White recommended using the Center for Investigative Reporting’s impact tracker, which was created by Green-Barber. Impact Architects also has a number of free tools, and Green-Barber also recommended Resolve Philly’s impact tracker. Solutions Journalism Network also has strategies for tracking impact.

Focusing on data and impact will require a cultural shift in the newsroom

When news organizations can better understand their impact data, they not only inform donors as to which strategies work, but also the journalists producing the stories, who can build upon that success. But it is not always easy to get everyone on board — Greenbaum said some journalists at NPR were initially concerned that the amount of data collection would lead to the outlet prioritizing click bait rather than the deep, service-oriented journalism the organization prides itself on. 

White said talking about stories’ tangible impact creates more excitement in the newsroom than discussing clicks or other traditional metrics, and that The Guardian makes it a point to regularly discuss impact with all sectors of the organization to show how their reporting pays off. 

To help foster the cultural shift in the newsroom, Greenbaum said it is important that development professionals are integrated with the rest of the newsroom.

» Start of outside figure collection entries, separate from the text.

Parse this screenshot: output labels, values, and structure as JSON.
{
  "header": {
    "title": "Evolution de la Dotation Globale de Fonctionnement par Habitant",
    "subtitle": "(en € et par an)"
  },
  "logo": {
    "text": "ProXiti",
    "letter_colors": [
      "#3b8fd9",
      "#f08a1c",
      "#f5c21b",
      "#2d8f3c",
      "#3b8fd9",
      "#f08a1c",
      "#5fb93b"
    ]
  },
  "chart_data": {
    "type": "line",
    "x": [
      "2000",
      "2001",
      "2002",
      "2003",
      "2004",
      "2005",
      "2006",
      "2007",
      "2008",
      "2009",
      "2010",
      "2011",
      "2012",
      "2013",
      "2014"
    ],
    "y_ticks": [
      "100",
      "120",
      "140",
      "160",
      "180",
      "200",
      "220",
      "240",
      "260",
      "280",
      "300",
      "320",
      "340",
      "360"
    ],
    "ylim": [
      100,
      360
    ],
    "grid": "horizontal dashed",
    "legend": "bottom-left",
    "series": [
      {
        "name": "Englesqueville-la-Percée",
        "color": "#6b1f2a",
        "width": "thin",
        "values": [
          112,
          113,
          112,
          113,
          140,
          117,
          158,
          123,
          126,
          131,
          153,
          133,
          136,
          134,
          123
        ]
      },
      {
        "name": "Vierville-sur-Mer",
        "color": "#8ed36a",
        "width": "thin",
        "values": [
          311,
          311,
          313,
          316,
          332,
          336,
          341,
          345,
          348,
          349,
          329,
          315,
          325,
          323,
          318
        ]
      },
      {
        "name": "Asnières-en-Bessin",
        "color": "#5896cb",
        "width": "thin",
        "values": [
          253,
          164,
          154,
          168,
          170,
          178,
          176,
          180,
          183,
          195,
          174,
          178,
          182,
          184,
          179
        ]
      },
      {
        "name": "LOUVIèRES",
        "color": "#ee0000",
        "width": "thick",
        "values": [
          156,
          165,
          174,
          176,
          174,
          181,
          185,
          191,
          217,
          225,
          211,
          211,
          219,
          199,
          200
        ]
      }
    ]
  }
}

She recommended creating a cross-functional data working group to bring together people from all sectors of the organization — editorial, marketing, audience, operational, and more. This group can help set goals for data collection and communicate these goals to the rest of the company, as well as conduct surveys to better understand the data needs or concerns of employees. 

“Success begets success, impact begets impact,” White said. “The more we talk about it, the more it becomes part of the work that we do, not a burden that you’re trying to achieve in the newsroom.”